What I don’t like is looking at my phone’s screen in bright sunlight to check the icon that indicates if ProRaw is enabled. Sometimes I deactivated it with my thumb and missed the shots that should have been ProRaw.

I would prefer Apple, like Google, to record a raw computational photo and a JPEG of each photo. Apple opted for what it considers to be a simpler interface, but I prefer flexibility.

In this photo of Rio Grande, Apple’s ProRaw format, on the left, captured the depth I didn’t find in the JPEG on the right. I was also able to reproduce the warmest sunset colors lost in JPEG when standard iPhone processing tried to give me a blue sky.

Stephen Shankland / CNET

One of the reasons why I still grab my Pixel 5 sometimes is that your camera starts almost instantly with a double tap on the power button, a process that can start when the phone is still in my pocket. The iPhone requires a long press on the camera icon on the lock screen, which is slower.

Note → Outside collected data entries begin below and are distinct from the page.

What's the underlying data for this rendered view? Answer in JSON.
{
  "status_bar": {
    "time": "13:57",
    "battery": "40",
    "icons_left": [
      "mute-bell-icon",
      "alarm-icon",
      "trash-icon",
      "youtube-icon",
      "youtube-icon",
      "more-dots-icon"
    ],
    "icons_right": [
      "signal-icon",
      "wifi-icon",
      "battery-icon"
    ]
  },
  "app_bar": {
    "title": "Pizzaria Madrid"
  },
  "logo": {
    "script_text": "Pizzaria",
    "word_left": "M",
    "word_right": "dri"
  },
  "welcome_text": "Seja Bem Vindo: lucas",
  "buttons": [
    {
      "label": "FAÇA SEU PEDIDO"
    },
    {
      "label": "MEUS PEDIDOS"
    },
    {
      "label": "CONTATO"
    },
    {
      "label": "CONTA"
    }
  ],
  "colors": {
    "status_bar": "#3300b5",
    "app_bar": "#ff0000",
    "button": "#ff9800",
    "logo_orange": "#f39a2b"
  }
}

Still, the ProRaw’s flexibility combined with the range of the iPhone 12 Pro’s three cameras is why it is almost always the first phone I pick up when photographing a scene from nature, my kids or other subjects. It is great that smartphones are constantly invading the lawn before maintained exclusively by state-of-the-art cameras.

If you are happy with the JPEG and HEIC photos taken directly from the phone’s normal camera, I will not belittle you. You can often get good pictures without ProRaw. But if you want more of your photos, ProRaw offers what you need.

The relatively wide dynamic range of Apple’s ProRaw format allowed me to reveal shadow details in this challenging photo looking at the sun. On the left is the unedited image.